Safran and Gunn also knew they had comedic/action gold with Cena’s take on Christopher Smith, which would only blossom given several hours to explore the character’s origins. “I think he felt with John there was a real untapped acting resource there, and that people will be very surprised to see how deep John can go,” Safran says of Gunn’s affinity for the actor. “We knew that he could go there, and there’s a real pleasure in bringing that to a wider audience.”

As a producer working on the DC Extended Universe, Safran is a key orchestrator of some of the connectivity in the various DC movies in production. But he says no-one from the studios laid out ground rules for how a Peacemaker series should exist within the current canon.

“It’s a good question, but what James was pitching obviously fitted within whatever greater concepts that Warner Bros, Warner Media, DC etc had in mind,” Safran says.

“I don’t think there was any character that we wanted to use that you can’t use because it’s spoken for elsewhere. I think the Peacemaker universe, if you will, was very much its own universe. We weren’t really treading on a lot of toes at that point. I don’t think it was carte blanche, ‘Do anything you want to do’ either.

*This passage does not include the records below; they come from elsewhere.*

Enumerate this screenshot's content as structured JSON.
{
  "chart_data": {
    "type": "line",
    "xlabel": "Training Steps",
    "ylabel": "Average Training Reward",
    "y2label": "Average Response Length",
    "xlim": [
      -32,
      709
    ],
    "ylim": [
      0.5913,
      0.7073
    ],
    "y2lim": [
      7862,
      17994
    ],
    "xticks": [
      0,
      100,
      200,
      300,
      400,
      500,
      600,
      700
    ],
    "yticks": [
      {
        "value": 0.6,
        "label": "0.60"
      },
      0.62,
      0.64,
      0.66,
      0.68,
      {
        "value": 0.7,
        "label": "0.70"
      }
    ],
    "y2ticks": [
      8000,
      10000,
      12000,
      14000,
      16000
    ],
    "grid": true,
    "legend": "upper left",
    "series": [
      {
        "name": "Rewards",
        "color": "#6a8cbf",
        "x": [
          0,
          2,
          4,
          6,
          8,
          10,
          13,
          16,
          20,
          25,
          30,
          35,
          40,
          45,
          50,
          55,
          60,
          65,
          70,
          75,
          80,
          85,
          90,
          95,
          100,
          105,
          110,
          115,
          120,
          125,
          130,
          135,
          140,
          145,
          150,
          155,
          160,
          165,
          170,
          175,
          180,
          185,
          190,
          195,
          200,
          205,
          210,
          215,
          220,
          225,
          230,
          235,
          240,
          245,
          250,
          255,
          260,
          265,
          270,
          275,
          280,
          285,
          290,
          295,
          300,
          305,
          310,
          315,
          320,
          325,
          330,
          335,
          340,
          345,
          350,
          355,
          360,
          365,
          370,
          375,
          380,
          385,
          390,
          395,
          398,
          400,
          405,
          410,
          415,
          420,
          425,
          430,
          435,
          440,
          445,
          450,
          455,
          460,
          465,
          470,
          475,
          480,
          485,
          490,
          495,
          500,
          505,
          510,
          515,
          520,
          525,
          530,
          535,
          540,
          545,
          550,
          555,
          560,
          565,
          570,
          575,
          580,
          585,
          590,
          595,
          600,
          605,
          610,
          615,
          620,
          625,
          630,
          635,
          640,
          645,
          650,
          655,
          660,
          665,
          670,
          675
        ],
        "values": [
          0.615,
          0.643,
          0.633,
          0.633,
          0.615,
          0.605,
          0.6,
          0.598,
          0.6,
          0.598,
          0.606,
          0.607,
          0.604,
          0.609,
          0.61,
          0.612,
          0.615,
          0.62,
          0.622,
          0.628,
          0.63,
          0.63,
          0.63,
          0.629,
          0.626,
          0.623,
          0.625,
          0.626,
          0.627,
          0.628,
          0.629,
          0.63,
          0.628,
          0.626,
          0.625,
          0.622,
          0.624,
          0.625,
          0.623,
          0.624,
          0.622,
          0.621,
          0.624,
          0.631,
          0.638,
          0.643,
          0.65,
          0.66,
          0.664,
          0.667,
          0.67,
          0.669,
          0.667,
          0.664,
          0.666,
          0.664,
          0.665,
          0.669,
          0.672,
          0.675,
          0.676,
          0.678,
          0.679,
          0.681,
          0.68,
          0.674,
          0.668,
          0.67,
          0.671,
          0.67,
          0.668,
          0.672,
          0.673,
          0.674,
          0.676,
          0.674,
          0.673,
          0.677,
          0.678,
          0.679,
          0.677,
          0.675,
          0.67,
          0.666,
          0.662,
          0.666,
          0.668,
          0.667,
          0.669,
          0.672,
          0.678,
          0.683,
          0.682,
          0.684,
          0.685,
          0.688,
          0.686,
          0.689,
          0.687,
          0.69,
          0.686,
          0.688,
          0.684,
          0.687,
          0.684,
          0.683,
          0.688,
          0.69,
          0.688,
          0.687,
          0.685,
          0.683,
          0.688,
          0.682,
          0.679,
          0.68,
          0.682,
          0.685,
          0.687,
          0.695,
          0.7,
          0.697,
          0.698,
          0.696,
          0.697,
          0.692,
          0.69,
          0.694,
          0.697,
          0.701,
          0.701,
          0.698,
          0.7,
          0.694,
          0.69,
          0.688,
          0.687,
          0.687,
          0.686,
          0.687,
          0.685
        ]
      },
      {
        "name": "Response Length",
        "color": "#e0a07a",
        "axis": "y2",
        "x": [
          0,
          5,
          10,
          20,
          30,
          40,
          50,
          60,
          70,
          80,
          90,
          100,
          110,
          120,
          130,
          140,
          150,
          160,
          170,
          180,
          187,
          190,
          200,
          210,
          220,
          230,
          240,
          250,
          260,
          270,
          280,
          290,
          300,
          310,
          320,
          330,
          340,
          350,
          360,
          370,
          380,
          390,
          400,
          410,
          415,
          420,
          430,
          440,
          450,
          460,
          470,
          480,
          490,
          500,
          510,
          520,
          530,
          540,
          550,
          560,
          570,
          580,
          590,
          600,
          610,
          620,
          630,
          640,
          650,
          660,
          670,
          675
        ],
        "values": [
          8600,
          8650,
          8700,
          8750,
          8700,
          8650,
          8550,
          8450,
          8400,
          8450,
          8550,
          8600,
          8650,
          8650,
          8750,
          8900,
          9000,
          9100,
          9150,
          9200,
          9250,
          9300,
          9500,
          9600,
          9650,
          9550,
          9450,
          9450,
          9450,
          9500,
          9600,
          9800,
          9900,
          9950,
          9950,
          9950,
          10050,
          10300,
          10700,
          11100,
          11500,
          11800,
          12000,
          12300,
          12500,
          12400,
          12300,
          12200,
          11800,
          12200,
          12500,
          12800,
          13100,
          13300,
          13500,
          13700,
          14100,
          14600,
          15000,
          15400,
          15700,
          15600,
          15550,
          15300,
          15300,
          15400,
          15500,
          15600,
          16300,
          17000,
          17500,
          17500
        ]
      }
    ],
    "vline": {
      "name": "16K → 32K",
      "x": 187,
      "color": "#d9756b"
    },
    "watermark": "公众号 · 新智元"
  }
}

But we felt that way at times because what James wanted to do was very specific, and they were gung-ho in supporting it.”

Safran also reiterates that Gunn was unfettered when it came to making an adult series that leaned into everything that The Suicide Squad embraced. “We would hand in each episode and literally [executives] would call him to say, ‘Guys, we just really liked it’. There were not a lot of notes – which I think is unusual, because the quality of the HBO shows in the past is so incredibly high. James knew the show that he wanted to make, and because he was writing all eight episodes, it was just all from the brain of James Gunn.”